# Wait for Drunks and get Rewarded



## JTTwentySeven (Jul 13, 2017)

A little late on this post.

Last week, Thanksgiving Eve, aka the 2nd biggest drinking night of the year. Pulled up to this house in the woods, dude was waiting at the end. When he spoke, he obviously was drinking. He said he was waiting for his wife, tried calling her and no answer. After waiting 2 minutes on the side, he jumps in my car and asks if I can drive up towards the house. I did, he runs into the house to grab his wife who actually came out the front door as he ran through the back. She said "Oh we are just waiting on two more." There were no 2 others, it was just the husband (otherwise I would have called him to come back out).
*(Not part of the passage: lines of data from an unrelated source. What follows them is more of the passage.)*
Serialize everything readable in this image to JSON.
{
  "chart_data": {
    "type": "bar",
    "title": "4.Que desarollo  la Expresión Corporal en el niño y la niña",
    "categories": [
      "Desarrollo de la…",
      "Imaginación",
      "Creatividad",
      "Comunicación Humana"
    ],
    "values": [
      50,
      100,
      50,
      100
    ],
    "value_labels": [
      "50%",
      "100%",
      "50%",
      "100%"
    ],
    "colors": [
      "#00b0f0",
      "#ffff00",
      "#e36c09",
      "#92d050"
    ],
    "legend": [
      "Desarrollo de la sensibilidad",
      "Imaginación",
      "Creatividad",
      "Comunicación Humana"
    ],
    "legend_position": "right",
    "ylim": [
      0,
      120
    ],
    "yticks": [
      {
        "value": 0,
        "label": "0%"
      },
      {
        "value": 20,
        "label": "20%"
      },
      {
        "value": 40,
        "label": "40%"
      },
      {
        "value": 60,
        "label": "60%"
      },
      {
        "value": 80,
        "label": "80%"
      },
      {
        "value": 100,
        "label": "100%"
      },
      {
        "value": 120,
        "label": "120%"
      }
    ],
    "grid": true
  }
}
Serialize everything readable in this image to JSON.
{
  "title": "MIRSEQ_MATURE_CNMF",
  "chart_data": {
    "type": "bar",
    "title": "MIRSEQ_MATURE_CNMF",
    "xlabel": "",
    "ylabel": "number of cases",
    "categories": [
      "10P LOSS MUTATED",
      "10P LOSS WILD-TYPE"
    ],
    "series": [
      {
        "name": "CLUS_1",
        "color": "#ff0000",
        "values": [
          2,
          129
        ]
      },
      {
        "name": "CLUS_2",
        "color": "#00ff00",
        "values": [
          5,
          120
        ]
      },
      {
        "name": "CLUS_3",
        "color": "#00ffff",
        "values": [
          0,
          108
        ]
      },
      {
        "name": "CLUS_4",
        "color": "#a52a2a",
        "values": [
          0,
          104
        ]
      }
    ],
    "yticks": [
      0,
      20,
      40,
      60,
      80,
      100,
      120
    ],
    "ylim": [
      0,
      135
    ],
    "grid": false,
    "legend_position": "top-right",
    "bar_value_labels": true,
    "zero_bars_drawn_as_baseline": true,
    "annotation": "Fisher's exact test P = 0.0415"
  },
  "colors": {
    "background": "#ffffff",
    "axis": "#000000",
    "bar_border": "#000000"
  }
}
So after 5 minutes of waiting still, he finally comes out and we start heading to the bar. Wasn't far, literally it was a $6 ride for me. As annoyed as I was waiting, they ended up being hilarious people and were a joy to have in my car.

We pull up to the bar, he goes "do you prefer to be tipped in cash or on the app". Obviously I say cash. So the wife was in the front seat, shook my hand and gave me a $10 bill. The husband in the back goes "did you just tip him?" and she goes "No, just thanking him." Then the husband in the back goes "here you go" and hands me $15 bucks and then asked me if I wanted to drink with them.

$25 dollar tip, plus $6 fare. $7 minutes await, $5 minute ride. Not too bad. Definitely made my night. I'll wait for older drunk people over millennials any day. Older crowd tends to tip...and tip well.


----------